Friday, December 10, 2010

Can Julian Assange be extradited to the US?

With the recent news that the US will likely seek to have Julian Assange extradited to the US on espionage charges, it is worth asking the question of whether Assange can be extradited, and on what charges.

First, American authorities that Sweden and the United Kingdom are two completely different countries in terms of how US-friendly they are. Whereas the UK has what has been described as a "special relationship" with the US, Sweden upholds neutrality, has a very independent media and a strong tradition of media freedom. Handing over Assange to the United States, where he would likely be charged for a lot of different things to see what sticks, is therefore much less likely if Assange is first extradited to Sweden.

This is likely one of the reasons why the United States is acting now. The US government wants Assange handed over before he arrives in Sweden, simply because the United Kingdom is more likely to look the other way and send Assange to the United States. The UK's policies has been among the more liberal when it comes to handing over people to the US court system and the country has traditionally been very concerned with its pro-US image. Retaining this may ultimately hinge on sending Assange to what appears to become a mock trial.

What complicates this issue is that the US must - in accordance with its agreements with the UK and Sweden - in some way show how what they do is in fact illegal in the country the target is being held. This, combined with the fact that the United Kingdom may not be able to hold their nose long enough, may make the whole transaction of goodwill vs. Assange, difficult. Such transactions take years and any popular backlash in Britain could certainly complicate this affair. It is worth noting here that the Guardian is actually covering the WikiLeaks cables, unlike its American counterparts. I've written about that in several previous entries.

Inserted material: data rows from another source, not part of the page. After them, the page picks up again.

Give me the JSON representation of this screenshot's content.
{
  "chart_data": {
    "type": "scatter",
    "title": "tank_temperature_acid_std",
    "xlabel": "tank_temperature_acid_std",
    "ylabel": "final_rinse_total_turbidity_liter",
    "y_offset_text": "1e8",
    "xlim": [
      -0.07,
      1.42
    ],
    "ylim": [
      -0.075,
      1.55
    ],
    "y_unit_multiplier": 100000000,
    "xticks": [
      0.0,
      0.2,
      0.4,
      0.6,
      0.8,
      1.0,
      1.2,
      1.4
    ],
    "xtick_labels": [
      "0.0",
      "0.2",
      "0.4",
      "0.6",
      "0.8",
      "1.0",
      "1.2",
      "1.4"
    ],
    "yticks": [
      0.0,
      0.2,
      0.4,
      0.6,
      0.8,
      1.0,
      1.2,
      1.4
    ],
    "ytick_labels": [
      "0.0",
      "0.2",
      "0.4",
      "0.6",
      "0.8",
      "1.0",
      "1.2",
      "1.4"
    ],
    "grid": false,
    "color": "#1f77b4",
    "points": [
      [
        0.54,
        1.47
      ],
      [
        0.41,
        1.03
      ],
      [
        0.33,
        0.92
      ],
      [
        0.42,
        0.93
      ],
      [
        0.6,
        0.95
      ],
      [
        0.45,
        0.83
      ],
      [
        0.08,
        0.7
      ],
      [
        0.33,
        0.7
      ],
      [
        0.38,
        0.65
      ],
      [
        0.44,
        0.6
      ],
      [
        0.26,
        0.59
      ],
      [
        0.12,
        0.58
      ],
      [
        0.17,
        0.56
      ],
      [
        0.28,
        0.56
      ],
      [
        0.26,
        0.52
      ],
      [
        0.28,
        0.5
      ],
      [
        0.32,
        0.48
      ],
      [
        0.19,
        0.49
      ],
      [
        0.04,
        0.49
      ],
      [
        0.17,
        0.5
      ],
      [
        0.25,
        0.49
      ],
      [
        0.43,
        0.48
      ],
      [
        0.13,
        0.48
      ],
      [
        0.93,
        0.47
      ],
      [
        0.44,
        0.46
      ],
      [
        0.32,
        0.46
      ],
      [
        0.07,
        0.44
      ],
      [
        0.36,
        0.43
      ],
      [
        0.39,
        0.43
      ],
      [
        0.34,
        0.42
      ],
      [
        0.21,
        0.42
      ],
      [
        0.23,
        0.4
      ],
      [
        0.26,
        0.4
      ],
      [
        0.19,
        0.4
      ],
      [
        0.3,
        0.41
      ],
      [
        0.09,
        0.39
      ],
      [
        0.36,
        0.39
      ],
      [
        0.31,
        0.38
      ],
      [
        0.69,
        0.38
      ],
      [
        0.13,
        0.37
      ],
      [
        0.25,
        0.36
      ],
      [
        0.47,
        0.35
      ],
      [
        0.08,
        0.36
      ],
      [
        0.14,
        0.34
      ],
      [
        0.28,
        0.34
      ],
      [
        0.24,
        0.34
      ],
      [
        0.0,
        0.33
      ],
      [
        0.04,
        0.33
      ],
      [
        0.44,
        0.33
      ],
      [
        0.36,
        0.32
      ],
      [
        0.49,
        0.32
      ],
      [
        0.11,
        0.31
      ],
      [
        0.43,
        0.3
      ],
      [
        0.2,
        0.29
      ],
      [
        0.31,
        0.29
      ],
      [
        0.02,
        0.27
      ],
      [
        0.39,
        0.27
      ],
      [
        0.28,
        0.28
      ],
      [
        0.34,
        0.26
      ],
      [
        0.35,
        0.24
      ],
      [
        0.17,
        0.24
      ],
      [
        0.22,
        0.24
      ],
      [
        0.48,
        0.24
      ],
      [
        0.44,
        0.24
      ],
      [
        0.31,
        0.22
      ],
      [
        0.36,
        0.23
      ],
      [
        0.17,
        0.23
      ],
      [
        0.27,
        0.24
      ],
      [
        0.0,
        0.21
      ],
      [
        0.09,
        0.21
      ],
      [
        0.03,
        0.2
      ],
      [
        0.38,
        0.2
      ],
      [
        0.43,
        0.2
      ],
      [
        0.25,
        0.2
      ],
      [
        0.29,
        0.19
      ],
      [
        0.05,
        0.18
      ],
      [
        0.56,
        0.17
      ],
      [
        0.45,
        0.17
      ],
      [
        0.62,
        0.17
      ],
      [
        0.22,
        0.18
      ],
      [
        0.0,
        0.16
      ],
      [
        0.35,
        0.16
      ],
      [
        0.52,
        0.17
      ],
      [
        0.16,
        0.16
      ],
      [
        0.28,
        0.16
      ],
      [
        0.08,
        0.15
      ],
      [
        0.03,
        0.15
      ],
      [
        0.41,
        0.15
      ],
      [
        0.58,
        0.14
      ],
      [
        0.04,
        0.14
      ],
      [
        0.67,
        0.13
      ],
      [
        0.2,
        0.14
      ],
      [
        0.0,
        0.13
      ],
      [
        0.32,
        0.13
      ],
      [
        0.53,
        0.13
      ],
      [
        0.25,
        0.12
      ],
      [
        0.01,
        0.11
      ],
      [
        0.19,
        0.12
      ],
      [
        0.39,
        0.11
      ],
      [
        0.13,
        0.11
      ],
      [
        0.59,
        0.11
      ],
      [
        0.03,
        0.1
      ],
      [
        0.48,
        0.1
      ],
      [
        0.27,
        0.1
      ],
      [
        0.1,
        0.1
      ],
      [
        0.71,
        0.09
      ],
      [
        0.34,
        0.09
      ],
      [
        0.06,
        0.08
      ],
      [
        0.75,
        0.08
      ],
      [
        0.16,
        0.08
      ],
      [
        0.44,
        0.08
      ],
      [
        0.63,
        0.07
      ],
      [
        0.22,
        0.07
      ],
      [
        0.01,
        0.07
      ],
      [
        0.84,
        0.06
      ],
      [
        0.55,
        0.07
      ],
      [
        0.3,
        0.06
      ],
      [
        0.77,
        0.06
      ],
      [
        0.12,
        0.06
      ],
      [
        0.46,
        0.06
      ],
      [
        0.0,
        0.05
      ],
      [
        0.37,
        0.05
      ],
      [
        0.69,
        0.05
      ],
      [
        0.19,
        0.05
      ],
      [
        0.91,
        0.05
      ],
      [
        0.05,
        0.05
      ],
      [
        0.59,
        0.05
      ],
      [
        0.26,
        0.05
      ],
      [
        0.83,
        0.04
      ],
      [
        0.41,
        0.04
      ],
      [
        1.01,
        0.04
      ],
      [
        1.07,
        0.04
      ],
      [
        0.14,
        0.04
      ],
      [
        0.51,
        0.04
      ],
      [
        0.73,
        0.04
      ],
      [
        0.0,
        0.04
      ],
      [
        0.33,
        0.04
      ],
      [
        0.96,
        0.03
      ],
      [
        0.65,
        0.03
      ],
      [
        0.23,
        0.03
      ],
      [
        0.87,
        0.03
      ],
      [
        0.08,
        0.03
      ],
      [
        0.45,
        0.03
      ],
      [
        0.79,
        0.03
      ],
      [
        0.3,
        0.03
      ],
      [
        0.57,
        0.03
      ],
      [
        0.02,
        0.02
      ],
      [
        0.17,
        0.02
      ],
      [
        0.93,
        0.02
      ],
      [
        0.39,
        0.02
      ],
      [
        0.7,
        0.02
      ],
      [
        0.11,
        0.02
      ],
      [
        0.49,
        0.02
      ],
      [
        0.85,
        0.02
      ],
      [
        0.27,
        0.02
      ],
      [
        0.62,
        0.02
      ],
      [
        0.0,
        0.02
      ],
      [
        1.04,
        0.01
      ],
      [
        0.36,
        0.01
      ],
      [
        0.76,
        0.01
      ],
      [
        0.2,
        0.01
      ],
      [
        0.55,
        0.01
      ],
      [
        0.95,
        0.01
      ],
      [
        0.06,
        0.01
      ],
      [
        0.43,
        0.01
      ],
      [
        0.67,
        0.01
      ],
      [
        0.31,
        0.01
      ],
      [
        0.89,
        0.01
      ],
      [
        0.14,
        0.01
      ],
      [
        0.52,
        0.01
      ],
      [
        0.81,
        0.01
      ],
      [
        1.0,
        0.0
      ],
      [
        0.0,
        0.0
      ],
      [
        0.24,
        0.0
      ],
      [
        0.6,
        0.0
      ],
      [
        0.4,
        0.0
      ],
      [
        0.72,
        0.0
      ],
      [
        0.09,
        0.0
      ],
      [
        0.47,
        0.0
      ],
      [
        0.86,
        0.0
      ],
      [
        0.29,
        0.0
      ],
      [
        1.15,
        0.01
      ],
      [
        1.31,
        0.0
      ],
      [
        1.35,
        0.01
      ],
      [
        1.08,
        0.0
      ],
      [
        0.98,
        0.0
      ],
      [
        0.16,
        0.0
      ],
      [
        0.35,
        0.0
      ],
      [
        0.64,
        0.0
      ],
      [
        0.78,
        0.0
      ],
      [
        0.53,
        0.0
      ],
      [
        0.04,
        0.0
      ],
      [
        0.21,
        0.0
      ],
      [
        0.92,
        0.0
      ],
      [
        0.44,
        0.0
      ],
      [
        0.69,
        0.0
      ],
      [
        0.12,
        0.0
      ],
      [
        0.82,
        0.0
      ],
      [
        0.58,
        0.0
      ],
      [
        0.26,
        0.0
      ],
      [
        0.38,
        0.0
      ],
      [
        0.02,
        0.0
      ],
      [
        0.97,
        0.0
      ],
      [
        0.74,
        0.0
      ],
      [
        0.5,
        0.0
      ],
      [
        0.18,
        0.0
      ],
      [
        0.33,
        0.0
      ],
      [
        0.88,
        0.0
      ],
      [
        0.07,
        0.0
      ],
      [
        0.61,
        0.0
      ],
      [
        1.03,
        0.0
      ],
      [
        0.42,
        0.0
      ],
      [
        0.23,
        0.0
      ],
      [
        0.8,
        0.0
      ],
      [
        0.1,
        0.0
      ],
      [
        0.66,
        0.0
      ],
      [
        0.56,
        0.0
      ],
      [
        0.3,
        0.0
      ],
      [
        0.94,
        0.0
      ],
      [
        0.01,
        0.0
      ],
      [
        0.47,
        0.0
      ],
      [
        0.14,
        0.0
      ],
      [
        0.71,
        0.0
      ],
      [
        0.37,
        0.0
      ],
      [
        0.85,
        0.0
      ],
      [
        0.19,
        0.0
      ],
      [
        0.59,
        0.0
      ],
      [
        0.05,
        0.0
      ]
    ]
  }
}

The question of what Assange will be charged for is a difficult one. He could, as US officials have hinted, be charged for espionage. The evident problem is that it will ultimately be very easy to defend Assange against such charges. Assange can simply argue that he did not partake in any hacking and merely published whatever material he came across. By showing that he did publish material on other countries, he will most definitely be protected by the first amendment.

The problem is, however, the recent tendency where American politicians have sought to have alleged terrorists sentenced in courts and where any failure to get the desired sentence, has been seen as an example of how the system is unable to deliver an appropriate sentence. That a suspect can be found to be innocent is therefore no longer the strength of a system, but its weakness. This means that a suspect is not innocent until proven guilty, but guilty until proven guilty. This sounds like a description of China and it disrupts and puts pressure on a system that still works reasonably well.

This furthermore is also a problem for press freedom. If Assange was in fact to be sentenced for espionage, it would mean that the US would find itself in a situation where whatever the government decides is secret, is essentially out of hands of the media. The media will be able to quote governmental officials, but they will not be able to prove they are lying by publishing secret governmental documents. This situation would mean that Obama could create another Gulag. Reporting on it would be a crime of espionage as long as the fact is made secret/classified.

Any such charges could therefore be made, but it does not necessarily mean they expect a sentence in accordance with it. It is likely that the government will instead throw in a lot of other minor charges, and hope the total sentence for minor things, will be high enough to keep Assange away for a relatively long time. One thing they've spoken of is theft of governmental property, but this is difficult since what Assange "conspired" in was merely copying of documents that by the law cannot be copyrighted.

What is sure is that the eventual result will be highly interesting. A trial against Assange will be heavily covered and it could mean worsening relations with many countries, especially if it appears that Assange does not get a fair trial. Any such operation is risky business for the US, because allies simply may not be able to hold their nose throughout the trial. There is also a chance that some countries may become braver and actually issue an arrest warrant for George W. Bush - an issue that would only highlight the hypocrisy of the current US government further.

But that's for the future (and maybe another blog post).